Office of Remigration
- Seal of the United States Department of State

Agency overview
- Formed: 2025
- Jurisdiction: United States
- Employees: ~15
- Agency executive: Assistant Secretary, Bureau of Population, Refugees, and Migration;
- Parent department: Bureau of Population, Refugees, and Migration

= Office of Remigration =

US Department of State unit

The Office of Remigration is a unit within the Bureau of Population, Refugees, and Migration of the United States Department of State established in 2025 to support remigration of immigrants in the United States. The office was first proposed in May 2025 as part of an overhaul of the department's organizational structure.

== History ==
On May 29, 2025, the State Department published a press statement by Secretary of State Marco Rubio titled "Next Steps on Building an America First State Department", which outlined a variety of changes to the Department. The document included a new organizational chart of the department, including the Office of Remigration within the Bureau of Population, Refugees, and Migration. In a May 2025 congressional notification from the State Department wrote that the Office would initially be staffed by reassigned personnel from the Office of Western Hemisphere Affairs.

The proposal consolidates the functions of the Bureau into three "functional offices" under a Deputy Assistant Secretary of State for Migration Matters, with the Office of Remigration being one of the functional offices with the role of a "hub for immigration issues and repatriation tracking."

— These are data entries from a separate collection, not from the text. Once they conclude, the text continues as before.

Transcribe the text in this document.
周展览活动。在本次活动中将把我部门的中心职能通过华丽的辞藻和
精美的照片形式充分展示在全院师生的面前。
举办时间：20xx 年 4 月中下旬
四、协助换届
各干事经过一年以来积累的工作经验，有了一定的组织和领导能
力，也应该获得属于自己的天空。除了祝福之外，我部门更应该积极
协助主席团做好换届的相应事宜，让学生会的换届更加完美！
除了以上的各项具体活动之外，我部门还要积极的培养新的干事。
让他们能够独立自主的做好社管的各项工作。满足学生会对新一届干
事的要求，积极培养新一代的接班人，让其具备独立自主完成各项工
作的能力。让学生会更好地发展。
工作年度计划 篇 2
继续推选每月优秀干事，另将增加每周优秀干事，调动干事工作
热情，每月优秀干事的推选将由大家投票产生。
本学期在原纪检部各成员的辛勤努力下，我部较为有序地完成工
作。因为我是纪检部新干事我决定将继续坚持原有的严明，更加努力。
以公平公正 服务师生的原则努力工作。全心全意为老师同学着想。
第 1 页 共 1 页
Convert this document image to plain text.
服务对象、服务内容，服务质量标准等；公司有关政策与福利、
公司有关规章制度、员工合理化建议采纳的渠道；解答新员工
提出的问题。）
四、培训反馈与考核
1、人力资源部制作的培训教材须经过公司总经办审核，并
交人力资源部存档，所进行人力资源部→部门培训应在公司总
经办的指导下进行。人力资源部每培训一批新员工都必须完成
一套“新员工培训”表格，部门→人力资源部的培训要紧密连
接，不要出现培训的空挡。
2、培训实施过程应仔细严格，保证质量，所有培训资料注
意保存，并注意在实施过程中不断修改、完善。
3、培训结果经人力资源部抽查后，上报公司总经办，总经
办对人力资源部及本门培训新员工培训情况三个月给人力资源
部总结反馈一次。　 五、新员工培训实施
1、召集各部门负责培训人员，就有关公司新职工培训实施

In May 2026, Wired published an investigation into the Office. The office's role was described as to "process payments possibly worth tens of millions of dollars to facilitate the deportations of immigrants to countries they may not even be from", with "little to no oversight". In an emailed statement, the State Department wrote that "President Trump promised to reverse the Biden-era invasion of illegal aliens and once again make America a country for Americans. Remigration puts these words into action."

An August 2025 organization chart divided the office into two units, "Voluntary Returns and Maritime Migration" and "Overseas Solutions" for third-country deportations. "Under the orders of Stephen Miller", the office negotiated third-country deportation agreements. As of June 2026, the administration "authorized or pledged at least $410 million to facilitate agreements with 31 countries". Christopher Landau "has been involved in negotiating the third-country deportation agreements".

== Reaction ==
The Office's establishment drew praise from European far-right leaders and organizations, including Martin Sellner, an Austrian far-right activist.